Study finds pregnancy stress affects fetal brain development

(ORDO NEWS) — Babies born to people who experience increased levels of anxiety, depression and stress during pregnancy show changes at 18 months in key brain characteristics that affect cognitive development, a study published Friday showed.

Babies whose mothers reported high levels of stress during pregnancy showed an increase in left hippocampal volume, according to magnetic resonance imaging of the brains of children included in the study, data published Friday in JAMA Network Open showed.

The hippocampus helps the brain process information and controls memory. The left hippocampus has been linked to brain function, learning and mental illness, studies show.

While the babies were in the womb, they experienced changes in the volume of the left hippocampus while they were still fetuses, the researchers said, which could explain the neurodevelopmental problems seen after birth.

After being born and growing into toddlers, these children may experience ongoing socio-emotional problems and difficulty in establishing positive relationships with others, including their mothers, the researchers say.

“By identifying pregnant women with increased levels of psychological distress, clinicians can identify those children who are at risk for subsequent neurodevelopmental disorders,” study co-author Katherine Limperopoulos said in a press release.

These children “may benefit from early targeted intervention,” said Limperopoulos, director and director of the Developing Brain Institute at Children’s National Hospital in Washington, DC.

About one in four pregnant women suffers from stress-related symptoms, the most common pregnancy complication, according to the National Institutes of Health.

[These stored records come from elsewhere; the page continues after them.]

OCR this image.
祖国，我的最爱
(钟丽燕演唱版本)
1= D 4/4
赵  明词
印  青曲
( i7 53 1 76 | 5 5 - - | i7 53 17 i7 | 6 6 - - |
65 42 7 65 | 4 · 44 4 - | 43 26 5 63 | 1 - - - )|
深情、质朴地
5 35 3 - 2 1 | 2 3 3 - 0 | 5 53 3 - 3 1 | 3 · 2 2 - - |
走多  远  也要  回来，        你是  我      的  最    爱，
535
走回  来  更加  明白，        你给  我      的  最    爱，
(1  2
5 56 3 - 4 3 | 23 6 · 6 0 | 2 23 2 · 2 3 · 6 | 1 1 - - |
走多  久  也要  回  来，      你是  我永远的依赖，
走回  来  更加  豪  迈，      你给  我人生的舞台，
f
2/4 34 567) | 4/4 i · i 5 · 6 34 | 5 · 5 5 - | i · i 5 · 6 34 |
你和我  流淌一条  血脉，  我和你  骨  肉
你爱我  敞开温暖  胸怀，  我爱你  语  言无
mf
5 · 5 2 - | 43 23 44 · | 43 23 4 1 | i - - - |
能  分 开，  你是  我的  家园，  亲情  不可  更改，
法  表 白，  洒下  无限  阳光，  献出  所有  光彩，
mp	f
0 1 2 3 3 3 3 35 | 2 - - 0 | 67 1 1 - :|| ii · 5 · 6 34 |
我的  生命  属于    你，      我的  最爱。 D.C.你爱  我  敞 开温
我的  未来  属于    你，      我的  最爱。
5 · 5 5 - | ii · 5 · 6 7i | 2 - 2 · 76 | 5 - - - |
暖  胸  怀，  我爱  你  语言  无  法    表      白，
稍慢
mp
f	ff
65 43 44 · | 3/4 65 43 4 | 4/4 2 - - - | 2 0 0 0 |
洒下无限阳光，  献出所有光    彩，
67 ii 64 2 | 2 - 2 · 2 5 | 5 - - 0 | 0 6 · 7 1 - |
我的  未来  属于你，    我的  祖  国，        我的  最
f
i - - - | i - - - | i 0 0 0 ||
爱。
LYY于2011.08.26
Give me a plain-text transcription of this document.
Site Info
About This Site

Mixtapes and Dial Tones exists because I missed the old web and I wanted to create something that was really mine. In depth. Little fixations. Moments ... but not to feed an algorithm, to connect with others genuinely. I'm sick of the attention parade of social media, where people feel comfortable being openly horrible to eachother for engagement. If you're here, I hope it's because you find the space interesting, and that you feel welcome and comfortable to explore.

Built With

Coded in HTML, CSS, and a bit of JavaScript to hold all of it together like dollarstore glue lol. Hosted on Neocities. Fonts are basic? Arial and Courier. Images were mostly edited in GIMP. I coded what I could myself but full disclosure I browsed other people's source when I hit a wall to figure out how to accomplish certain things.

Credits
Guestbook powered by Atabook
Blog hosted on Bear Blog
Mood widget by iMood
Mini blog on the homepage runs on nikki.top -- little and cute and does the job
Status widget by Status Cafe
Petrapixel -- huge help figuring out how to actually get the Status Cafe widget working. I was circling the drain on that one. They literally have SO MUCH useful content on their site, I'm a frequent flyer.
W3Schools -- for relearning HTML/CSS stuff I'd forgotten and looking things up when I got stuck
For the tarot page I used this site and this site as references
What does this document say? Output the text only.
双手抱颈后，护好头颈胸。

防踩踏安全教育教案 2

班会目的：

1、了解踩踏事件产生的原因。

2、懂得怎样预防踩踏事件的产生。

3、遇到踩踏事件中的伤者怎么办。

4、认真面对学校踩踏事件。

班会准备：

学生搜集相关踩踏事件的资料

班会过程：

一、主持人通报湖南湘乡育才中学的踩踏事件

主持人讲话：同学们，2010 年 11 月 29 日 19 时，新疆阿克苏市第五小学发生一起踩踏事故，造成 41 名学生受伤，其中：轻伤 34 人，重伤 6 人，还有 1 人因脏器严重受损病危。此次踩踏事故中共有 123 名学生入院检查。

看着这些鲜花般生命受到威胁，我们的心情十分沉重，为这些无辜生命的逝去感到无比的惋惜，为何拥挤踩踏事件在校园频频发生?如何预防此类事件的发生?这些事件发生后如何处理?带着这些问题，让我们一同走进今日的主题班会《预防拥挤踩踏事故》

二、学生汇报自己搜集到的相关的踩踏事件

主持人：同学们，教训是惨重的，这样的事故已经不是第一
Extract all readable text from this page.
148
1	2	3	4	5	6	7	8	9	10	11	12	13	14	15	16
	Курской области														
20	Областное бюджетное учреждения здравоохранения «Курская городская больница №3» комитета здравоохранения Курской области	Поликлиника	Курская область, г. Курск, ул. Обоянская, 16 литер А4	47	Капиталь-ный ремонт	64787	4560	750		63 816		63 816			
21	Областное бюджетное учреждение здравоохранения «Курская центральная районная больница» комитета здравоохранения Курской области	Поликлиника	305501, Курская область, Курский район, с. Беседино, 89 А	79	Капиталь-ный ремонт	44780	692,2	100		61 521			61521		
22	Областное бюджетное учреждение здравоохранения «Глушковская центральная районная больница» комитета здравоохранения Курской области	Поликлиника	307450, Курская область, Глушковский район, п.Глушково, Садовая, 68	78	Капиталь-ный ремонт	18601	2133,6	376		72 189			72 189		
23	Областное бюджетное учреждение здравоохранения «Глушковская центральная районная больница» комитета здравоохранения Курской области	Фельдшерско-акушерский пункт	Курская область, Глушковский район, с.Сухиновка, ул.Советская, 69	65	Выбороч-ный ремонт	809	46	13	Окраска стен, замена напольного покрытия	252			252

Stress among pregnant women may have been higher during the COVID-19 pandemic, contributing to a rise in stunted babies, studies show.

In this study, Limperopoulos and her colleagues followed 97 pregnant women and their children.

All of the pregnant participants were healthy, most of them had some level of education and were employed, the researchers said.

According to the researchers, validated self-reported questionnaires were used to measure levels of anxiety, depression, and stress in pregnant participants.

Fetal brain volumes were measured from 3D reconstructed MRI images, the researchers said.

Brain development at 18 months of age was measured using validated scales and ratings, the researchers said.

In addition to the impact of maternal stress during pregnancy, the findings suggest that persistent psychological distress after the birth of a child may influence parent-child interactions, they said.

An earlier study by the same group found that the anxiety of pregnant women affects the development of the brains of their children.

Other earlier studies have shown that maternal mental health alters the structure and biochemistry of the developing fetal brain.

All of this data highlights the importance of supporting the mental health of pregnant women, the researchers said.

“We are committed to changing the healthcare paradigm and implementing these changes on a larger scale to better support mothers,” Limperopoulos said.

“Clearly, early intervention can help mums reduce stress, which can positively impact symptoms and, by extension, the baby long after birth,” she said.